Killamari 2011, DD album, 55m 3s
£free
http://killamari.bandcamp.com/album/laygate-hallways-unreleased-2001-2006
http://www.facebook.com/DIALECTCREW
http://www.facebook.com/killamarirecords
It seems that Dialect have been around for a good while. Even if you’ve never done anything (or nobody’s noticed you doing anything), just being in existence for long enough to release an album of early rarities is something of an achievement. I should like to point out that I’m in possession of some earlier and rarer Dialect tracks than most of those collected on Laygate Hallways, but Chattabox has made it quite clear he’d prefer those not to see the light of day (although I actually like them a lot). So for those of you not fortunate enough to be privy to such ultra-hip obscurities, this album is your best opportunity to hear the early growth of Tyneside’s finest underground hip-hop collective.
Hard as it may be to believe, there have been tracks recorded that could credibly bear the name of Dialect (or Northern Dialect, as they used to be known), for an entire decade. Which is to say, since I was in my very early thirties. Not many people realise that such a distantly historical epoch ever existed, let alone that this crew was making music already. Laygate Hallways compiles tracks recorded between that antediluvian year zero and just before the release of Dialect’s eponymous debut, five years subsequently, tracks which for one reason or another have not been unleashed on the world (other than ‘Metro Man’, which is available as a single).
‘Now which daft cunt wanna step?/ Now which daft cunt wanna mess?’ the boys politely enquire on the opening cut. Not me.
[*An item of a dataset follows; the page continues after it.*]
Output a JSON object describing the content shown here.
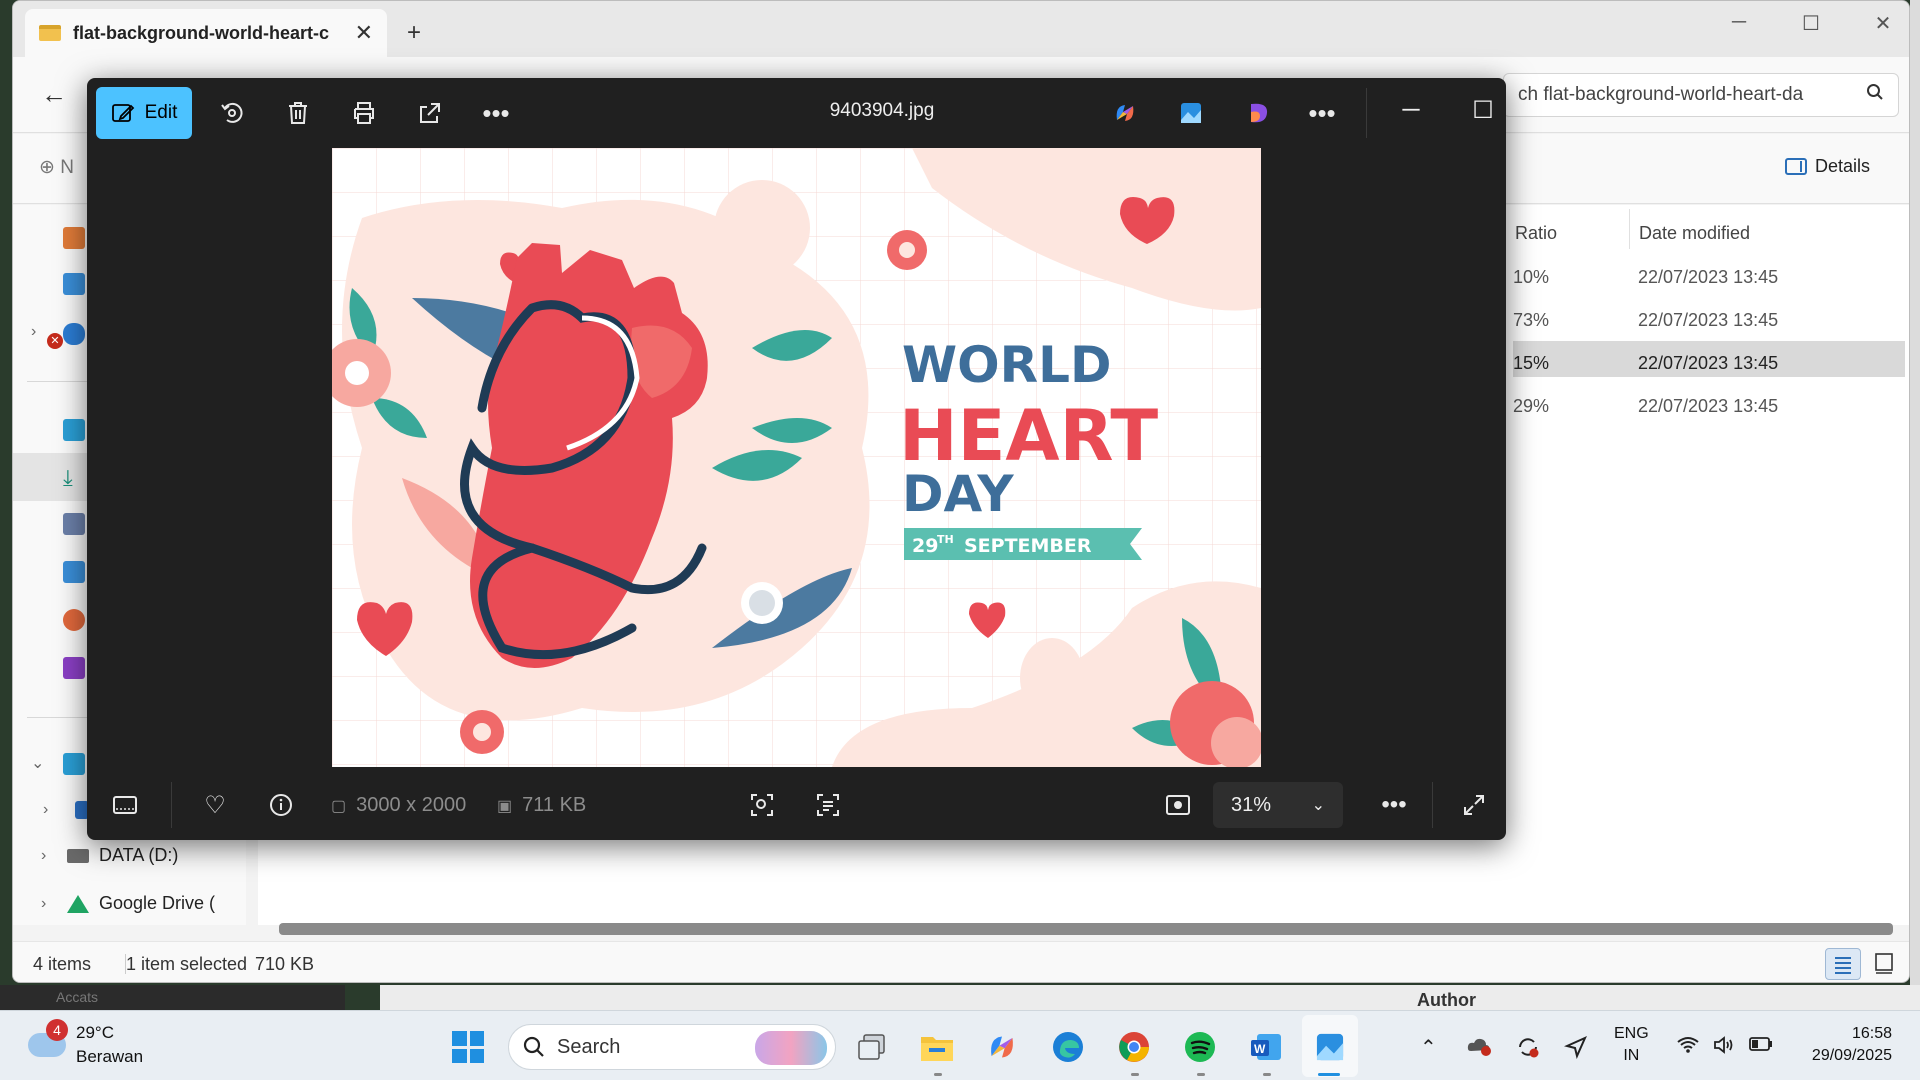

There’s a rawness and aggression to much of this material, a ragged edge where later material develops a self-confident swagger; there’s a sense of direct confrontation where more recent releases are audaciously oblique, or humorously self-effacing. This music sounds hungry, mean and lean. Beats verge on minimalism in their simplicity, while the production is sparse and disciplined. While many devoted fans may harbour suspicions that this crew is composed of essentially nice, friendly lads, you wouldn’t want to push your luck with the collective persona they present here. Tight and funky, bursting with raw talent, but balanced right on the knife edge between sharply analytical and dangerously unhinged, these tunes issue challenges and state subject positions like lines in the sand.
Dialect’s lyrical praxis is notable for the way it combines a viciously humorous, trash-talking bravado with a keen sense of the political and a concern with the detailed grain of personal experience. Hip-hop is usually either fun, or ‘conscious’, but Dialect is both, and from listening to Laygate Hallways it’s clear that’s always been the case. A track like ‘Plan Your Escape’ is an overt and melancholy representation of the dystopia of urban unemployment, but the above mentioned ‘Metro Man’ is about as incisive and insightful an account of the politics of daily existence as you are likely to hear, as well as an accurate assessment of the theatre of political agency available to its authors (if they didn’t make hip-hop, anyway). And all that while making you laugh, and dance.
Dialect has been the name attached to some very fine releases since these tunes were committed to hard disk; for me they represent the bleeding edge of traditional hip-hop practice, and there is something about the way they exploit dialect that is the acme of verbal ingenuity. This is some damn’ clever stuff as well, from the sample selection, through the production to the performances, and while it lacks the polish and the chilled-out viciousness of their later work it has an energy and commitment that hits hard where it counts.